When you create an Estate Planning, it is important to make sure every Estate is transferred to the beneficiaries of your choice. The Airs or People that you choose will get the property assigned to them.

Paying the least amount of taxes, legal fees and court costs.

Assigning guardians for under-aged children so they can provide the care the children need.

Include instructions for your care if you become disabled before you die.

Ongoing process. You should review your estate planning as your family, financials and laws change to make sure your decisions are still the most beneficial to everyone.

A will is a written direction controlling the disposition of property at death. An important part of Estate Planning comes from the will.

However, it’s important to keep in mind that a last will is a part of an estate plan, not an entire estate plan. Estate planning includes more than your last will and testament. I includes a power of attorney, an advanced directive, and trusts for your children, grandchildren, favorite charity, or even a beloved pet.

In the unfortunate case that you die without a will, also called “intestate”, all your property will be distributed to all your heirs according to a formula fixed by law. Only when a person has no heirs at law, which is very unlikely, the state of Florida will get the property. The formula that determines who gets your property is called the inheritance statute. You should have in mind that the formula makes no exception for those in unusual need when distributing the property. When you write your will, however, you can decide your preferences and exceptions.

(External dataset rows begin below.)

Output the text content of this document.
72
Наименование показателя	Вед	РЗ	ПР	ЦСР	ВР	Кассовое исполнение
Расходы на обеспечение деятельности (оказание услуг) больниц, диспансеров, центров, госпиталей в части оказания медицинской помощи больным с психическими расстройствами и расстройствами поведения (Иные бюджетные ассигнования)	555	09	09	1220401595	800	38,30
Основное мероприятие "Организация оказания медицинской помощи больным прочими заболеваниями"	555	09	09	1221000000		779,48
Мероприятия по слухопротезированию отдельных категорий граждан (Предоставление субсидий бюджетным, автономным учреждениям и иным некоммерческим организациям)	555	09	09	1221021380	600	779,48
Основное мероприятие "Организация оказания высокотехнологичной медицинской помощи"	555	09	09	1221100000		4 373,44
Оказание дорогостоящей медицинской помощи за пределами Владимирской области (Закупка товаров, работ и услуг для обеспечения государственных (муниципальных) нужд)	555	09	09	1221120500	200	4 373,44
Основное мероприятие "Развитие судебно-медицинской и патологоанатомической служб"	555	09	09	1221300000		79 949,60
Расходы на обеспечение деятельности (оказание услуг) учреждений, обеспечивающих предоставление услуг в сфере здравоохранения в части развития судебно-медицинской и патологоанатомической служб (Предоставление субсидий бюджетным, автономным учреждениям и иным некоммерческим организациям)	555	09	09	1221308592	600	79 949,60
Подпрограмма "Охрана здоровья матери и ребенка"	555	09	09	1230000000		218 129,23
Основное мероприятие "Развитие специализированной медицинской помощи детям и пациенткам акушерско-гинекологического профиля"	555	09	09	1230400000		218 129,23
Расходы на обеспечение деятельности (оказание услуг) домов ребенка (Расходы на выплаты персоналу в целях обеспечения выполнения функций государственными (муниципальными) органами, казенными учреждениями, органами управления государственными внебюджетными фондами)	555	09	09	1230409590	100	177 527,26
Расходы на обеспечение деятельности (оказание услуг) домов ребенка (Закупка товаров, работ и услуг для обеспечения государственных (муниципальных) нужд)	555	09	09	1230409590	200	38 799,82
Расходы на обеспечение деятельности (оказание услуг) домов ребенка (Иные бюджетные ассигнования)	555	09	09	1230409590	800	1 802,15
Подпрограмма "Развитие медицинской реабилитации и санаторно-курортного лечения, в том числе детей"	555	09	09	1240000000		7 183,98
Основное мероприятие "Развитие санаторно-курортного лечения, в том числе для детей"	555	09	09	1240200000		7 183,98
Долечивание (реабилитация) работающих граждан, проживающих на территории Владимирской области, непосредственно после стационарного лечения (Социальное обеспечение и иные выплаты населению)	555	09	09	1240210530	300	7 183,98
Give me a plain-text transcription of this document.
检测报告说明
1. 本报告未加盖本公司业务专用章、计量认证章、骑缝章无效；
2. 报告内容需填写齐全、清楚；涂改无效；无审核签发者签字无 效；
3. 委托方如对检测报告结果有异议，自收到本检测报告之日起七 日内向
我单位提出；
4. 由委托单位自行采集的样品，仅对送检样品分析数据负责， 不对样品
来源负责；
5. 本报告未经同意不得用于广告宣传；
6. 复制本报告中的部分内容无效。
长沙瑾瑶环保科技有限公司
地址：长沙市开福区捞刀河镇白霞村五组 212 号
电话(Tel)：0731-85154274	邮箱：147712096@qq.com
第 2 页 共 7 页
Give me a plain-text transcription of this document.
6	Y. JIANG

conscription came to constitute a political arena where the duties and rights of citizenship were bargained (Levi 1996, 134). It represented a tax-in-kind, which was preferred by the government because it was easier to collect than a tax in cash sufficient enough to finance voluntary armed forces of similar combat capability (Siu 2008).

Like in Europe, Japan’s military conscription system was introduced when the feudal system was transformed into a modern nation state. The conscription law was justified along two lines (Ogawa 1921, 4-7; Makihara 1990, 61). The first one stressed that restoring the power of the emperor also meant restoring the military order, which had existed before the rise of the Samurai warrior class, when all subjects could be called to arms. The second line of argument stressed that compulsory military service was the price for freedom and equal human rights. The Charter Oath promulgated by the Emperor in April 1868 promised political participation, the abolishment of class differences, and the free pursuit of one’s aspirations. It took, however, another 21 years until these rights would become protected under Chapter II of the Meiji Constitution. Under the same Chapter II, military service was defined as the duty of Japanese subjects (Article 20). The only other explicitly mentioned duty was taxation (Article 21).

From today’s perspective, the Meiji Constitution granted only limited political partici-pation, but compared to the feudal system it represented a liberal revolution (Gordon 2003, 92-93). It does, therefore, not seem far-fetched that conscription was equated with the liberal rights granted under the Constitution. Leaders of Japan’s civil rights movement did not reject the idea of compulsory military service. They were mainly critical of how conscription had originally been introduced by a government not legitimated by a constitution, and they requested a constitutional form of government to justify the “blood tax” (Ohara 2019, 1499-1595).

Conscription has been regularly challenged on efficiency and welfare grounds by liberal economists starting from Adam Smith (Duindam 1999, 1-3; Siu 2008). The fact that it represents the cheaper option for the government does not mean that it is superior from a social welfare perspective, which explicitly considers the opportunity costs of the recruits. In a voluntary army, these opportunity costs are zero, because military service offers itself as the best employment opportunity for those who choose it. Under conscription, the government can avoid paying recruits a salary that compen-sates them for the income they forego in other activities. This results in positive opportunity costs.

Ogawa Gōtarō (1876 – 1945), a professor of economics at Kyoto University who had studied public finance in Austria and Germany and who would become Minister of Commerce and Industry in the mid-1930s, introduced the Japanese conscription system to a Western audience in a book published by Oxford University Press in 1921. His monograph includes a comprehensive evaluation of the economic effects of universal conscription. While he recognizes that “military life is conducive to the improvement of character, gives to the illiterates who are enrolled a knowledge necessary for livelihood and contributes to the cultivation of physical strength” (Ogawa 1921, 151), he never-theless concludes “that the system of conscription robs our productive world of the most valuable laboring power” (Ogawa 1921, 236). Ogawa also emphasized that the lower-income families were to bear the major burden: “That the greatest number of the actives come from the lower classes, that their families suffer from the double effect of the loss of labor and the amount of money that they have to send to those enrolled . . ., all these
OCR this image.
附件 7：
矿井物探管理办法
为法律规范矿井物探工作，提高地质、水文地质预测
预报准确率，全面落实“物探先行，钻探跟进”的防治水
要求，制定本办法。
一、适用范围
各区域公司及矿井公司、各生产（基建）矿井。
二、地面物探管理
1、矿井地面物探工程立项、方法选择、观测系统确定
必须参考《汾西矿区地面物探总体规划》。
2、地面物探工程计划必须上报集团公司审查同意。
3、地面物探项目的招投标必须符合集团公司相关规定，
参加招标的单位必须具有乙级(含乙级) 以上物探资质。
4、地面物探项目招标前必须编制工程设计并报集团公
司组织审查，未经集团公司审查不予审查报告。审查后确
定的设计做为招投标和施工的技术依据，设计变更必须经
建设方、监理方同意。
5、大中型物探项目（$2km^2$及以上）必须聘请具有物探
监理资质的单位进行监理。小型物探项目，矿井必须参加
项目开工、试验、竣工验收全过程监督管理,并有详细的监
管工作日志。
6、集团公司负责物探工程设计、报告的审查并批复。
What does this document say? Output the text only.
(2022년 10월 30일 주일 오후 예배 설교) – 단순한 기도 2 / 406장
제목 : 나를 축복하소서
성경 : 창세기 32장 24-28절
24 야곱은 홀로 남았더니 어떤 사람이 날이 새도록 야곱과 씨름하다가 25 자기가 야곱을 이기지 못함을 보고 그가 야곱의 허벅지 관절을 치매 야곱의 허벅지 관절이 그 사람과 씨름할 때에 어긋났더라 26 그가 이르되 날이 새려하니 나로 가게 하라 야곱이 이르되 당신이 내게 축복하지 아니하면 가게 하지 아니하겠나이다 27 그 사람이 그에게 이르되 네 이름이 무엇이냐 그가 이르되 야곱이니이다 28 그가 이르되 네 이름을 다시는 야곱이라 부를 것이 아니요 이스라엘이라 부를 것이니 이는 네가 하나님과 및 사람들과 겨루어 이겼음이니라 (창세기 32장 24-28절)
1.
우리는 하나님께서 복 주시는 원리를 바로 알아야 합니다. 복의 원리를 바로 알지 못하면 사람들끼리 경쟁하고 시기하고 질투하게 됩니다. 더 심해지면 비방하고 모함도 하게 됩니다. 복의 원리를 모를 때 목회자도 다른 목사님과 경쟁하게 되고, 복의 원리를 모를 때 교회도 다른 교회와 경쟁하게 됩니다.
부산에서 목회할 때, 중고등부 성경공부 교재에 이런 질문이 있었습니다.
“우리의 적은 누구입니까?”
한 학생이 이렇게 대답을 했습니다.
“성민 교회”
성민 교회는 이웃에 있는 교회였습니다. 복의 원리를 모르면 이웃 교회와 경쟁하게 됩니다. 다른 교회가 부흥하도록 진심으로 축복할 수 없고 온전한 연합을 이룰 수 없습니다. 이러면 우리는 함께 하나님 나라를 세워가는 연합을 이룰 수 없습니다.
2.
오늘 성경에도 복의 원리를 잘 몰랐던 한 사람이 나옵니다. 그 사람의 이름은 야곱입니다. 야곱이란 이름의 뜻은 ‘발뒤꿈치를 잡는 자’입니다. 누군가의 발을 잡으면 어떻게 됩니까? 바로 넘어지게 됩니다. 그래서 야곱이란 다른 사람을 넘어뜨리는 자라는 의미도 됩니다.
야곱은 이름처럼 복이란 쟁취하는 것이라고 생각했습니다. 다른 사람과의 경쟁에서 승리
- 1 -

Many people confuse will and trust thinking one can substitute the other.

In most situations however, a trust may be used in addition to a will. While a will will distribute all of your property, a trust can only handle the property that has been put into. Anything that is not placed in the trust can never be controlled by it.

In the US, when an estate plan is not created thoughtfully, most of people’s money will go to attorney’s fees and court costs. When you die without an estate plan (and without a living trust, in particular) the courts are forced to handle everything: the distribution of your property, the guardianship of your children, the dissolution of your business. This is known as “probate,” and it gets very expensive — easily exceeding $10,000 for even modest estates. That’s money your family and kids could’ve used for living expenses and other bills, but instead it’s just lining the pockets of your attorney.

One main difference between a will and a trust is that a “will” goes into effect only after you die, while a trust takes effect as soon as you create it. Remember a will is a document that directs who will receive your property at your death and it appoints a legal representative to carry out your wishes.

By contrast, a trust can be used to begin distributing property before death, at death or afterwards. A trust is a legal arrangement through which one person (or an institution, such as a bank or law firm), called a “trustee,” holds legal title to property for another person, called a “beneficiary.” A trust usually has two types of beneficiaries — one set that receives income from the trust during their lives and another set that receives whatever is left over after the first set of beneficiaries dies.

As unpleasant as this next thought is going to be, take a minute and ask yourself what would happen to your kids if you and/or your spouse were involved in a major car accident on the way home from work tomorrow? Who will pick them up from school or daycare? Where will they sleep that night and the nights to come? Who will ultimately end up as their guardian? A lawyer will help you make all of those decisions while guiding you through the steps making sure all aspects of your estate plan are covered.

If you are a small business owner, then you absolutely must have an estate plan. It’s one of the most important things you can do and is really not optional. Without one, your business will likely fall apart quickly and completely if something happens to you, and that can cause incredible financial hardship on your family.